El verano ha tocado a su fin, han aparecido los primeros nubarrones y las primeras lluvias. Comienza el otoño, esta estación un poco tristorra de las hojas muertas y con una nueva forma de vida en nuestra isla, menos agitada, más tranquila, la que a mi me gusta (aunque nadie me crea) en la que mis modestos escritos darán también un pequeño giro con temas menos frívolos que los veraniegos y con un matiz más cultural. La crónica de hoy será de transición. Uno de mis escasos lectores me para por la calle y me pide que explique en mis crónicas lo que fue el Festival Club (a los pocos lectores que uno tiene hay que mimarles, no se que me quede sin ninguno). Hoy por tanto voy a complacerle.
En la década de los 60, siempre hay que hacer referencia a esta época, en el tramo de la carretera que va de San Agustín a San José apareció un nuevo camino en dirección hacia las montañas por donde subían y bajaban constantemente una caravana de camiones cargados de material de construcción. Nadie sabía de que se trataba, era como un misterio, la mansión de Cretu era pura miseria comparado con aquello. Media montaña fue echada abajo y la tala de pinos y sabinas fue histórica. Aquello fue tomando forma poco a poco y apareció un nuevo nombre en la lista de establecimientos de ocio en Ibiza. El Festival Club era una magna construcción dirigida de forma preferente hacia el turismo. Tenía un bar y restaurante con amplias terrazas, un impresionante anfiteatro que a la vez servía para espectáculos, bailes y plaza de toros; camerinos, corrales, almacenes, habitaciones para personal, despachos, oficinas, un enorme parking para autocares y coches y toda clase de servicios, agua corriente, luz, teléfono..., cosas que ahora parecen nimiedades, pero entonces conseguirlo era milagroso. Las vistas desde allá arriba eran impresionantes.
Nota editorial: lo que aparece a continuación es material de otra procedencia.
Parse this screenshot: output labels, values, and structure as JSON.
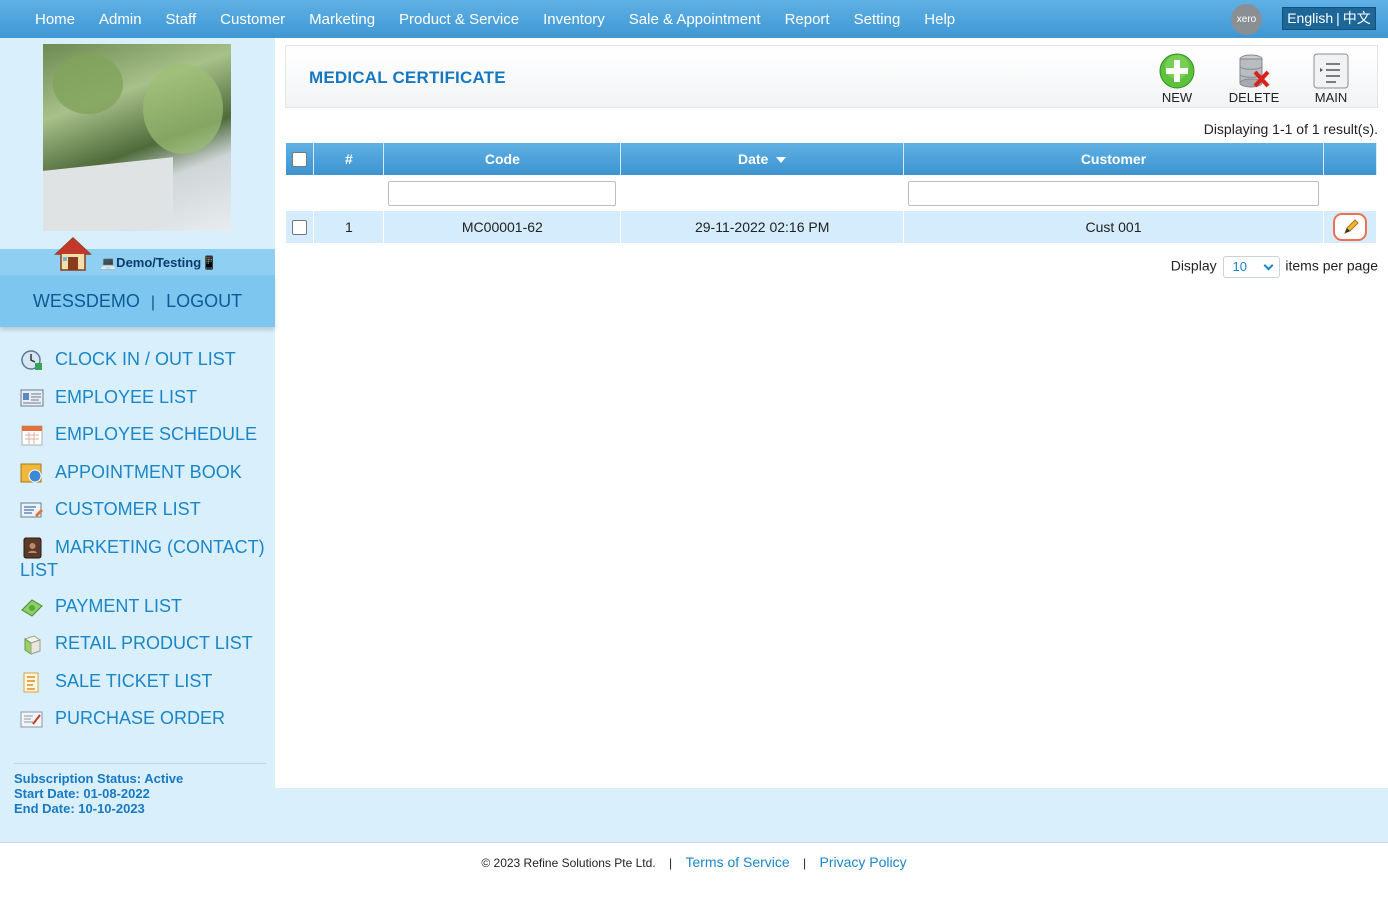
{
  "topnav": {
    "items": [
      "Home",
      "Admin",
      "Staff",
      "Customer",
      "Marketing",
      "Product & Service",
      "Inventory",
      "Sale & Appointment",
      "Report",
      "Setting",
      "Help"
    ],
    "xero_label": "xero",
    "lang_en": "English",
    "lang_sep": "|",
    "lang_zh": "中文"
  },
  "sidebar": {
    "company": "💻Demo/Testing📱",
    "username": "WESSDEMO",
    "separator": "|",
    "logout": "LOGOUT",
    "menu": [
      {
        "label": "CLOCK IN / OUT LIST",
        "icon": "clock-icon"
      },
      {
        "label": "EMPLOYEE LIST",
        "icon": "employee-card-icon"
      },
      {
        "label": "EMPLOYEE SCHEDULE",
        "icon": "calendar-icon"
      },
      {
        "label": "APPOINTMENT BOOK",
        "icon": "book-icon"
      },
      {
        "label": "CUSTOMER LIST",
        "icon": "customer-card-icon"
      },
      {
        "label": "MARKETING (CONTACT) LIST",
        "icon": "contact-book-icon"
      },
      {
        "label": "PAYMENT LIST",
        "icon": "money-icon"
      },
      {
        "label": "RETAIL PRODUCT LIST",
        "icon": "product-box-icon"
      },
      {
        "label": "SALE TICKET LIST",
        "icon": "ticket-icon"
      },
      {
        "label": "PURCHASE ORDER",
        "icon": "purchase-order-icon"
      }
    ],
    "subscription_status": "Subscription Status: Active",
    "start_date": "Start Date: 01-08-2022",
    "end_date": "End Date: 10-10-2023"
  },
  "page": {
    "title": "MEDICAL CERTIFICATE",
    "buttons": {
      "new": "NEW",
      "delete": "DELETE",
      "main": "MAIN"
    },
    "displaying": "Displaying 1-1 of 1 result(s).",
    "columns": {
      "num": "#",
      "code": "Code",
      "date": "Date",
      "customer": "Customer"
    },
    "rows": [
      {
        "num": "1",
        "code": "MC00001-62",
        "date": "29-11-2022 02:16 PM",
        "customer": "Cust 001"
      }
    ],
    "pager": {
      "display": "Display",
      "per_page_value": "10",
      "suffix": "items per page"
    }
  },
  "footer": {
    "copyright": "© 2023 Refine Solutions Pte Ltd.",
    "sep": "|",
    "terms": "Terms of Service",
    "privacy": "Privacy Policy"
  },
  "colors": {
    "nav_blue": "#4aa3dc",
    "sidebar_bg": "#d9effb",
    "link_blue": "#1a86c8",
    "title_blue": "#1778c2",
    "row_bg": "#d4ecfc"
  }
}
Después de una larga etapa en construcción por fin vino el esperado día de la inauguración, que fue por todo lo alto: espléndidos bufetes, barras libres, todas las autoridades de la isla con sus señoras y una larga lista de amigos, amen de las agencias de viajes y hoteleros, que de la colaboración de los mismos dependía en gran parte su futuro. Todo el mundo vestido con sus mejores galas y al frente de todos, el delegado del Gobierno, entonces una especie de mini gobernador civil. Yo, como no podía ser de otra manera, acudí acompañado de Smilja. La fiesta fue memorable y se prolongó hasta altas horas de la madrugada.
Al frente de esta macroconstrucción estaba un señor extranjero ya mayor que se dedicaba a asuntos inmobiliarios. Tenía las oficinas en mi escalera y éramos muy buenos amigos. Como cabeza visible de su empresa y hombre de confianza estaba un joven español que respondía altisonante al nombre de Napoléon. Napoleón lo era todo en los despachos de Ibiza como en el Festival Club: reservas, facturas, cobros y pagos pasan por sus manos. Las actividades empezaron pronto y con garra: barbacoas, cenas, atracciones, tablado flamencos, fiestas camperas con suelta de vaquillas con jóvenes aspirantes a toreros que no llegaban ni a la categoría de miembros de cuadrilla. Tampoco faltaban turistas que lo mismo salían a bailar flamenco o a torear. Fuera lo que fuera la carcajada y el ridículo estaban asegurados. Por Navidad me regalaban unas pieles curtidas de los pobres animalitos que parecían más bien las cabras de Es Vedrà. Había algunas veces elecciones de misses, muy de boga entonces, y a mí me tocó alguna vez formar parte de los jurados y colocar alguna banda. Recuerdo a propósito una anécdota divertida, no se de dónde se sacaron como miembro del jurado a una viejecita encantadora llamada Isabel de Borbón, delgadita, muy baja, completamente sorda y miope que todo el rato me preguntaba que cuándo servían la cena a grito pelado. Le expliqué que aquello era un concurso de belleza, quedó muy defraudada y como además no veía dos en un burro me pidió que le dejara copiar las puntuaciones, pues no había tomado ninguna nota: la viejecita era un desastre, pero encantadora.
Aquello tuvo poca duración, dos o tres años, en los que se llenó de autobuses de turistas de las agencias de viajes en sus salidas de tardes y noches. Napoléon llevaba una actividad frenética pero poco a poco fue decayendo y al final terminó en un estruendoso fracaso. El dueño enfermó y falleció poco más tarde, por lo que el club se cerró, aunque la viuda creo que intentó traspasarlo sin fortuna. Pasados los años, un día se me ocurrió volver. La antigua ruta estaba invadida por matas y arbustos y al llegar el panorama era desolador, una auténtica ruina recuperada por la naturaleza: las paredes caídas, los pinos y matorrales lo había invadido todo y apenas quedaban restos reconocibles de la antigua construcción, un club que había nacido y muerto entre montañas.